Growl 2.0 offers a number of other potentially interesting features, such as a split between visual alerts and actions, which can include things like sending email, speaking associated text out load, pushing notifications to an iOS device with the Prowl utility, and more. Plus, actions can be chained together, so a single event could generate email, speak out loud, and ping your iPhone. It also seems to fix the CPU problems in the previous 1.4 version and provide even more custom options for alerts.

It’s possible that many developers will rely on Growl’s software development kit to get support for Notifications, with the thought that those users who want Growl’s additional flexibility will appreciate the Growl support, and those who don’t know or care about what Growl brings to the game will be happy with Notifications. In the end, whether you pony up a few bucks for Growl comes down to whether you find yourself wanting more from Notifications than Apple is interested in providing. As is often the case, Apple has created a technology that does most of what many users will want, but power users and those accustomed to Growl’s capabilities will likely find Notifications lacking, and will be happy to stick with Growl.

Regardless, the Notifications feature is here to stay, and it will become a central part of the Mac experience for most users. For the most part, it’s well-designed and useful, and with some careful thought put into configuration, you can avoid becoming overwhelmed by too many notifications constantly interrupting your work.
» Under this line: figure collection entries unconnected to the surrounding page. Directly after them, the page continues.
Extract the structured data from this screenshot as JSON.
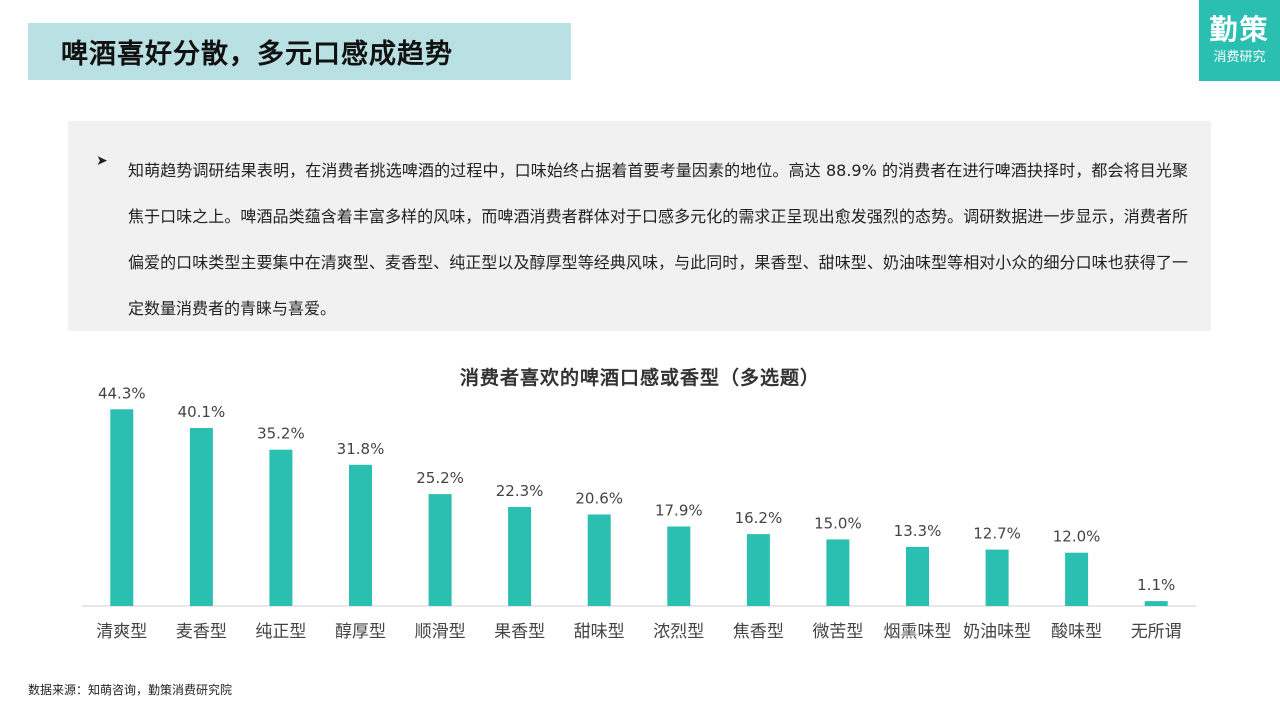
{
  "header": {
    "title": "啤酒喜好分散，多元口感成趋势"
  },
  "logo": {
    "main": "勤策",
    "sub": "消费研究"
  },
  "summary": {
    "bullet": "➤",
    "text": "知萌趋势调研结果表明，在消费者挑选啤酒的过程中，口味始终占据着首要考量因素的地位。高达 88.9% 的消费者在进行啤酒抉择时，都会将目光聚焦于口味之上。啤酒品类蕴含着丰富多样的风味，而啤酒消费者群体对于口感多元化的需求正呈现出愈发强烈的态势。调研数据进一步显示，消费者所偏爱的口味类型主要集中在清爽型、麦香型、纯正型以及醇厚型等经典风味，与此同时，果香型、甜味型、奶油味型等相对小众的细分口味也获得了一定数量消费者的青睐与喜爱。"
  },
  "chart_data": {
    "type": "bar",
    "title": "消费者喜欢的啤酒口感或香型（多选题）",
    "xlabel": "",
    "ylabel": "",
    "categories": [
      "清爽型",
      "麦香型",
      "纯正型",
      "醇厚型",
      "顺滑型",
      "果香型",
      "甜味型",
      "浓烈型",
      "焦香型",
      "微苦型",
      "烟熏味型",
      "奶油味型",
      "酸味型",
      "无所谓"
    ],
    "values": [
      44.3,
      40.1,
      35.2,
      31.8,
      25.2,
      22.3,
      20.6,
      17.9,
      16.2,
      15.0,
      13.3,
      12.7,
      12.0,
      1.1
    ],
    "value_labels": [
      "44.3%",
      "40.1%",
      "35.2%",
      "31.8%",
      "25.2%",
      "22.3%",
      "20.6%",
      "17.9%",
      "16.2%",
      "15.0%",
      "13.3%",
      "12.7%",
      "12.0%",
      "1.1%"
    ],
    "ylim": [
      0,
      50
    ],
    "grid": false,
    "legend": "none",
    "bar_color": "#2bbfb2"
  },
  "source": {
    "text": "数据来源：知萌咨询，勤策消费研究院"
  }
}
Now if only Apple would put some thought into the insane duplication of notifications, since if you have several Macs and iOS devices, many of these notifications will appear on every device. Joe Kissell explains the problem — and suggests a solution in the form of alerts that cascade from device to device — in “An Alarming Abundance of Alerts” (13 May 2012). There has been little indication of Apple moving in this direction — the closest is the Do Not Disturb feature available by Option-clicking the Notification Center icon and a similarly named feature promised for iOS 6. But the mere fact that we saw notifications appear in iOS, and then later in Mountain Lion, to be followed
by iOS 6’s Do Not Disturb feature, indicates that Apple is slowly refining the idea of how Notifications should work. We can only hope that at some point, our Apple devices will be smart enough to understand when a notification has been delivered on one, such that it doesn’t need to appear on others, thus reducing the digital noise of our lives.